January 2020 came and universities started releasing CETs results. I was expecting my DCAT and ACET results that month. I passed DCAT but brushed it off because even though I liked the school, I never really saw myself studying there. Same thoughts with Ateneo, since it never really crossed my mind that I might study in ADMU. In fact, Ateneo was never really a choice for me, I only took it just to have another choice in case I failed the UPCAT. I also applied for financial aid not because I was really planning on studying there, but more of "para lang sure na may college ako". I know it's a bad thing but they were just my back-up schools because my main goal was really UP.

One Friday afternoon, ACET results came out. I passed, managed to get a scholarship, and in that moment, my plans just started to crumble.

Seeing that I got a 100% tuition and fees discount, free dorm fees, and an additional book allowance got me into considering studying to Ateneo. Suddenly, I got torn between UP, my dream school, and Ateneo, which offers so much more.

As the months passed, and after talking to my parents, my plans and decisions got more jumbled and messy. I still wanted to go to UP even if there were no results yet but Ateneo offering so much would mean a lesser burden to my parents in terms of finances.

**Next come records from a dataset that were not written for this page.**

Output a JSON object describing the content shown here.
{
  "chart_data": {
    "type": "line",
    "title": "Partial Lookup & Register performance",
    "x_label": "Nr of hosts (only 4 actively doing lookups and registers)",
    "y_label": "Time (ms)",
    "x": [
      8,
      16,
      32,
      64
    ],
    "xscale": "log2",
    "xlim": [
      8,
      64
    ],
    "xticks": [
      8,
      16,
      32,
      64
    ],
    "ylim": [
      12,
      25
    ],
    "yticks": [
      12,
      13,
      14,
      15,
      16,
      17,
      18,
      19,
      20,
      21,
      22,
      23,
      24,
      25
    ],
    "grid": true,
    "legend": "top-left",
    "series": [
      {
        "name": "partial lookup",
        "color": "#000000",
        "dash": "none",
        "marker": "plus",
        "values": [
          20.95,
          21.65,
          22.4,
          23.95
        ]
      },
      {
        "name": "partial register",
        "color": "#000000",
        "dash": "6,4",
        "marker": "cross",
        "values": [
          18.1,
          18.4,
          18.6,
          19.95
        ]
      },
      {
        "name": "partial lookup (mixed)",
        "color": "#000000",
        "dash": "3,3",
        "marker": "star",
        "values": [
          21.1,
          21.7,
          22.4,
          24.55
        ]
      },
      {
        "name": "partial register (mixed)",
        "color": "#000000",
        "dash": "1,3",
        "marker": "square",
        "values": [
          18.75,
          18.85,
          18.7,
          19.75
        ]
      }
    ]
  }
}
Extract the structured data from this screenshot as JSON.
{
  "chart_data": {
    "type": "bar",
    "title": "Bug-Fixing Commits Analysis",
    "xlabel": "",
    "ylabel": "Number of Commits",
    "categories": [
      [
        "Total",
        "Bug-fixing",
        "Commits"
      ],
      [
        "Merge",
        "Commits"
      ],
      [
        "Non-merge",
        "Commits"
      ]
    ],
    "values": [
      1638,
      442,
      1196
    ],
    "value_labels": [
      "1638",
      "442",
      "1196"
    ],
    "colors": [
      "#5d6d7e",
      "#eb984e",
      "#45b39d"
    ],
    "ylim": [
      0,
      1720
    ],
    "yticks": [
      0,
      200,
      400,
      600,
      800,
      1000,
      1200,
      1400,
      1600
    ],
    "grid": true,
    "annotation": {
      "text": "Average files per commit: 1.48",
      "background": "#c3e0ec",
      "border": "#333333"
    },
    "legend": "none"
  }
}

Even though my parents told me that they'll support me no matter where I choose to go, the practicality that Ateneo offers in terms of finances was not an easy thing to waive. Sometimes I would laugh at the fact that I'd spend less on a private school than on a state university. Talking to my friends helped somehow, but they also have various opinions about the two universities. I managed to tell myself to hold off the problem until UPCAT results get released, and so I did.

UP released the UPCAT results and seeing that I passed made me scream and cry, literally. At that moment, all I was thinking was that I passed my dream school and I'm officially a QC college student.

My parents were so proud of me even though they got scared because I screamed, but ultimately, they were happy for me. The next day, I sat down, stared at my UPCAT and ACET results, and told myself that I needed to decide. This was the hardest part. I tried deciding using the pros and cons method but it didn't really work. Talking to my parents also didn't help because they'd support me either way, so their judgement was not a factor at all. I also had the same course in both schools so that wasn't a big help. I was 99% close to letting go of my dream university and decide to go to Ateneo.

I weighed options and Ateneo was the cheaper and more practical option. I also started to see myself studying as a blue eagle, roaming around the campus etc. And financially, I didn't need to worry much except for food. At that point, I started to really like the idea of going to Ateneo more than studying in UP. But then, as the weeks went by, the Ateneo Plan started to lose my interest.

I realized that studying in Ateneo would be a great opportunity, but not something that will really make me happy. The finances and all would be so much better but I wouldn't be happy and content, and I felt that Ateneo couldn't give me everything that I wanted and needed. Then a light bulb lit up.

As I was imagining myself at UP, I ultimately felt that happiness and content that I didn't feel with Ateneo. I realized that, if I didn't study in UP, I know later in my life, I would regret it. I would regret not choosing my dream university because I didn't choose what would make me happy.

In short, I chose my dream over practicality. I know that I would be successful in both tracks, but I simply chose my dream because it is where I'm happier and more content. Besides, we can make our dreams practical but not all the time can the practical choice equate to our dreams. So to those having a hard time choosing between dreams and practicality, weigh it out and always remember to put yourself and your happiness first. And of course, choose the choice that you know you'll not regret later on.